The Idaho Republican sent a letter to U.S. Forest Service Chief Tom Tidwell on Thursday saying he would drop the proposal by Western Pacific Timber Co. that would swap about 39,000 acres of its land near Lolo Pass for Forest Service land east of Grangeville, The Lewiston Tribune reported (https://bit.ly/1XoTYr7).

Risch has been considering Western Pacific’s bill since 2014, but members of the public have been outspoken in their criticism of the plan. Detractors said the plan would lead to fences, no-trespassing signs and a loss of their favorite close-to-home hunting, camping and berry picking spots.

In his letter, Risch said as the land in question is a checkerboard of federal and private land, the swap doesn’t seem possible at this time.

“A critical mass of consensus is essential to resolving this issue.
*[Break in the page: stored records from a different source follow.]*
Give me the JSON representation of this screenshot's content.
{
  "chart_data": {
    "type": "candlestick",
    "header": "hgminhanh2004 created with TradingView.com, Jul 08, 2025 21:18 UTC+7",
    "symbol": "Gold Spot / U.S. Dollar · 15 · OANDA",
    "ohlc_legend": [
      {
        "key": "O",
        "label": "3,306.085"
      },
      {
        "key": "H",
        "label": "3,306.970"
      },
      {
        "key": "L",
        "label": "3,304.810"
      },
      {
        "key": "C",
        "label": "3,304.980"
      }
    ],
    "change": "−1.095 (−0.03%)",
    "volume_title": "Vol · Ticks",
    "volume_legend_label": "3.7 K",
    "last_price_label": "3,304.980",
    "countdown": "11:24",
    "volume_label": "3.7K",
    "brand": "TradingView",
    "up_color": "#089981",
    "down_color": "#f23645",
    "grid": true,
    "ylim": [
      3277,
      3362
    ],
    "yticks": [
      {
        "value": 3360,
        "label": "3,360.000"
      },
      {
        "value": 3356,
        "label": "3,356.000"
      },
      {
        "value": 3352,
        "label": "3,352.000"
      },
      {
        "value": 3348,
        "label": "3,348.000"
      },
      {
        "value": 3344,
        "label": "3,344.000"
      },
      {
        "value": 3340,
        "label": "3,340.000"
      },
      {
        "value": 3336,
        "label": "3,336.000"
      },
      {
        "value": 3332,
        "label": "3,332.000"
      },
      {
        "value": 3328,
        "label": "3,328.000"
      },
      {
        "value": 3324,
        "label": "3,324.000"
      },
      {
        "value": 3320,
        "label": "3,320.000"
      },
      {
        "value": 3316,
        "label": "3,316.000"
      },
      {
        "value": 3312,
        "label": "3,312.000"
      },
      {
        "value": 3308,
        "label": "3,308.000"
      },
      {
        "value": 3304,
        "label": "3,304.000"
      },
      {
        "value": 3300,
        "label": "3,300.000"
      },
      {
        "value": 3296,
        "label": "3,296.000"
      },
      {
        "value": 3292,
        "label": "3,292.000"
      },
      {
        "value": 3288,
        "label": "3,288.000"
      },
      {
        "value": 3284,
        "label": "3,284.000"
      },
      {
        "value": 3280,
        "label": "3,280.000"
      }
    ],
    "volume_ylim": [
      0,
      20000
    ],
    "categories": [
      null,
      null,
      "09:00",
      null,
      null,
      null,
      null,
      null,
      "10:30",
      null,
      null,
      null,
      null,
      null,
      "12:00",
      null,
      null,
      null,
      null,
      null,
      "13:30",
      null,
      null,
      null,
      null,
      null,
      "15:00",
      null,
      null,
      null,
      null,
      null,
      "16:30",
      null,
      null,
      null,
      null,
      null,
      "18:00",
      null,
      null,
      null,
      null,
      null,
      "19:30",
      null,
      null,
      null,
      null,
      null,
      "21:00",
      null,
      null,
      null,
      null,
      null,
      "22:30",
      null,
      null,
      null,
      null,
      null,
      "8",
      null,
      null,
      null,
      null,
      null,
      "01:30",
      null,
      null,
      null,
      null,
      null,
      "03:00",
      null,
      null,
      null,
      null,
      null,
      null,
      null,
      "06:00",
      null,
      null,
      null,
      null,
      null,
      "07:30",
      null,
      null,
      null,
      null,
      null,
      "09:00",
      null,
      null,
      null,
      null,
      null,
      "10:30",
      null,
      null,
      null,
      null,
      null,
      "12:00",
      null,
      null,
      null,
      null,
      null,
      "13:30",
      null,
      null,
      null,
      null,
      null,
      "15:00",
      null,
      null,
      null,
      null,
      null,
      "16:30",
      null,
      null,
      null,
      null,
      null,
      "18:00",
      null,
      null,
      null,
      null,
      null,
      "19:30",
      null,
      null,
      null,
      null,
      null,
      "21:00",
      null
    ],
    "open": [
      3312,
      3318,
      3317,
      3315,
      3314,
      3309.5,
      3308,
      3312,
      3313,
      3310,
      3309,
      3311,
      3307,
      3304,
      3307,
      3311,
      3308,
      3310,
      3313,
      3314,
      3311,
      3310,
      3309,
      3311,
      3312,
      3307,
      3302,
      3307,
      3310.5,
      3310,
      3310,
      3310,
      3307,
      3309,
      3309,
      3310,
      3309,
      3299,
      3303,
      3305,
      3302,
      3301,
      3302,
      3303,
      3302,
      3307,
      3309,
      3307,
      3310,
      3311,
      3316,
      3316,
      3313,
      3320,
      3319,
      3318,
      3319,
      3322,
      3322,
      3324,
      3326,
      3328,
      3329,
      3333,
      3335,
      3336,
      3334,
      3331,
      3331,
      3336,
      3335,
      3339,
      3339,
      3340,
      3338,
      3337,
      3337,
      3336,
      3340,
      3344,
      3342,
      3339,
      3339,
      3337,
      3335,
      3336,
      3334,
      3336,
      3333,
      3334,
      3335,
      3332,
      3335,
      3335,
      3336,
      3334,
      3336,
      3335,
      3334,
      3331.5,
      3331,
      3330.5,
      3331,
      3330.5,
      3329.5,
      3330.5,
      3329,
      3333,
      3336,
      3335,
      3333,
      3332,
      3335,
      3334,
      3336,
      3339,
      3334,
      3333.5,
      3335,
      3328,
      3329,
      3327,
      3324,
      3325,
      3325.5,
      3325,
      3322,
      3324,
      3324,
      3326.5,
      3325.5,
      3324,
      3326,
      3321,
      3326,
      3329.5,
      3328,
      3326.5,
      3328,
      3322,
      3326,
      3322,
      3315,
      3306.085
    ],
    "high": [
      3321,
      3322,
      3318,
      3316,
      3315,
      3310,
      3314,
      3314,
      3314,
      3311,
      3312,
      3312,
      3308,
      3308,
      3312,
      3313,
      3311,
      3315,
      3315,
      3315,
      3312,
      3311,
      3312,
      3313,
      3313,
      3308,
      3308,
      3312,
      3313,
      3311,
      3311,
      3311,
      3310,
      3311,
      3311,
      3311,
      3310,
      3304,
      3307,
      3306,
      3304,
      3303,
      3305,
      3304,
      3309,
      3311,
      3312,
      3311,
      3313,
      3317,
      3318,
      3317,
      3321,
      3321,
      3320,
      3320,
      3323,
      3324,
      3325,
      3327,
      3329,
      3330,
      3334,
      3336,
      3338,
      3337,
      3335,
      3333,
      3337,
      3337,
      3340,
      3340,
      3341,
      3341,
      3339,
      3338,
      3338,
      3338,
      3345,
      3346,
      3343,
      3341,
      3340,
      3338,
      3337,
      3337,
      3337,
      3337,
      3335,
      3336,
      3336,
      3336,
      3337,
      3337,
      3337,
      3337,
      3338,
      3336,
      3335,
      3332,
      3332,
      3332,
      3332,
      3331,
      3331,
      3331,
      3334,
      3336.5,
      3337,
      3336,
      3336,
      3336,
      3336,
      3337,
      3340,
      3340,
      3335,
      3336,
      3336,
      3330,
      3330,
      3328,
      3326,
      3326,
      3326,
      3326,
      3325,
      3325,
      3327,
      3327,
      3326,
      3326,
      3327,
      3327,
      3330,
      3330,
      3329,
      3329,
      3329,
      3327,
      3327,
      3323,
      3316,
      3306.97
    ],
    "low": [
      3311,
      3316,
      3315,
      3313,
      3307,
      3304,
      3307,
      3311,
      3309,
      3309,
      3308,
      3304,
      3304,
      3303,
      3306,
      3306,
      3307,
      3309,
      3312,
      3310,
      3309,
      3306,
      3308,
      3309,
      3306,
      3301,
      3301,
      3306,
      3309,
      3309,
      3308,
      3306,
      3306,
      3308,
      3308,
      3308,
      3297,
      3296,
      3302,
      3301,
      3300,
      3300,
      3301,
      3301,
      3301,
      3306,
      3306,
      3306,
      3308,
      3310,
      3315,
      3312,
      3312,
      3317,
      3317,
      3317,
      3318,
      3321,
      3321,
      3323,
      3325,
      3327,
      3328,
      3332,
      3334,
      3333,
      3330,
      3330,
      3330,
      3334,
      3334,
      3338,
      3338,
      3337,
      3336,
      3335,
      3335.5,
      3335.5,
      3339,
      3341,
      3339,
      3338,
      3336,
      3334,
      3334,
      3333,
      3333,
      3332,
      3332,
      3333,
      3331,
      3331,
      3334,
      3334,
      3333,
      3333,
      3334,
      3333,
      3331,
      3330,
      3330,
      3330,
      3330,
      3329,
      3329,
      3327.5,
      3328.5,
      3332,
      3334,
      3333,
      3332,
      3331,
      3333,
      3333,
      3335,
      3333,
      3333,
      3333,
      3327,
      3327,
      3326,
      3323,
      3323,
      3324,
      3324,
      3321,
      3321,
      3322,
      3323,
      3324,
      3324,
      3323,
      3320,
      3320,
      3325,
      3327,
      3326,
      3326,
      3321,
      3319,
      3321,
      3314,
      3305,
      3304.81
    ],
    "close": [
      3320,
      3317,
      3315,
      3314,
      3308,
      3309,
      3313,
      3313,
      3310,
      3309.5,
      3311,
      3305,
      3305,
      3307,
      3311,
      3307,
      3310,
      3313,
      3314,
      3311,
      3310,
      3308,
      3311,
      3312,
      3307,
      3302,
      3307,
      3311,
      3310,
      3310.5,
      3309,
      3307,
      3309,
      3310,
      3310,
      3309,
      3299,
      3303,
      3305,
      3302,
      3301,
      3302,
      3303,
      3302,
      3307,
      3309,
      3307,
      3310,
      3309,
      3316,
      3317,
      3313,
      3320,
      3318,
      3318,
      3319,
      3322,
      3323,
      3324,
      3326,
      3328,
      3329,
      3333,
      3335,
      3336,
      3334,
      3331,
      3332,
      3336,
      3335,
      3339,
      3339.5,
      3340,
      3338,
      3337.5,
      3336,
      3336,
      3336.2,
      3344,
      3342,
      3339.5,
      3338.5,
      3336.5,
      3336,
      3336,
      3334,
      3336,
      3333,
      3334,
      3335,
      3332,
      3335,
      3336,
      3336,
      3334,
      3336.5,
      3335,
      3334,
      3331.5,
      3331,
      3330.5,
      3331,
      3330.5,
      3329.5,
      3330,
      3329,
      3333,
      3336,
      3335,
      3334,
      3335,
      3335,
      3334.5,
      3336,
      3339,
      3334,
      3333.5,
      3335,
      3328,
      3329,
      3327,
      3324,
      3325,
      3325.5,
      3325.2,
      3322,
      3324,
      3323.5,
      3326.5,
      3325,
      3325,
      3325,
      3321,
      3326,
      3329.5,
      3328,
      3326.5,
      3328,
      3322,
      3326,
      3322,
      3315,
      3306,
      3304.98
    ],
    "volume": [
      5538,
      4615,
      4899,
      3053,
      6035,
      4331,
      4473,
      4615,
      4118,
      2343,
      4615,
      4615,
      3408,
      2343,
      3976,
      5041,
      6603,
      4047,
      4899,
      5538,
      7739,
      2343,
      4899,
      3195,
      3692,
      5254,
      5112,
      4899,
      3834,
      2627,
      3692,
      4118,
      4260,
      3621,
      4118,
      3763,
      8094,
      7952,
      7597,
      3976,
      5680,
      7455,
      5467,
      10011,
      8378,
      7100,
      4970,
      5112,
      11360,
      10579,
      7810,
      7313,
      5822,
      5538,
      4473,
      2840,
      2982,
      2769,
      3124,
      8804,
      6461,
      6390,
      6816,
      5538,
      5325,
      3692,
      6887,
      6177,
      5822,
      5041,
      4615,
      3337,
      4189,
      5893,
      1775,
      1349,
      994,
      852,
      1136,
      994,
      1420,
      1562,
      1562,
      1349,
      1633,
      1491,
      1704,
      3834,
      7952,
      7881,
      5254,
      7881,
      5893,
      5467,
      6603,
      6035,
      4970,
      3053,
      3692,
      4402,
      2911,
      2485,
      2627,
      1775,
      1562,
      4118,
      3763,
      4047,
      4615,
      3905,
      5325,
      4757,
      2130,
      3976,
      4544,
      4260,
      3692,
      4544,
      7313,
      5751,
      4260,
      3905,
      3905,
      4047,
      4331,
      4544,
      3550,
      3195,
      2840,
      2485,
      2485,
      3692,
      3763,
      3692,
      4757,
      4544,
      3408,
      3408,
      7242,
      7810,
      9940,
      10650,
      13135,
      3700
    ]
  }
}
That does not exist now and is not even close at this time. Until substantial consensus can be achieved, a legislated exchange is not an option I can pursue,” he wrote.

Forest Service officials said they are reviewing Risch’s letter.

“We appreciate the time Sen. Risch’s office and the Idaho County commissioners have spent on this issue. We look forward to our continued cooperation as we work to find solutions that benefit the communities and this important watershed,” said David Smith, director of public and governmental relations at the agency’s northern region headquarters in Missoula, Mont.

Western Pacific acquired the land from Plumb Creek Timber Co. in 2005 and announced its desire to trade it to the Forest Service for parcels more useful for timber management. A 2010 draft proposal considered trading isolated parcels of federal land scattered across a number of northern Idaho counties, but Idaho County commissioners objected.

In 2013, Risch and fellow Idaho Republicans, Sen. Mike Crapo and Rep. Raul Labrador, asked the agency to stand down from the exchange so they could pursue legislation authorizing a swap.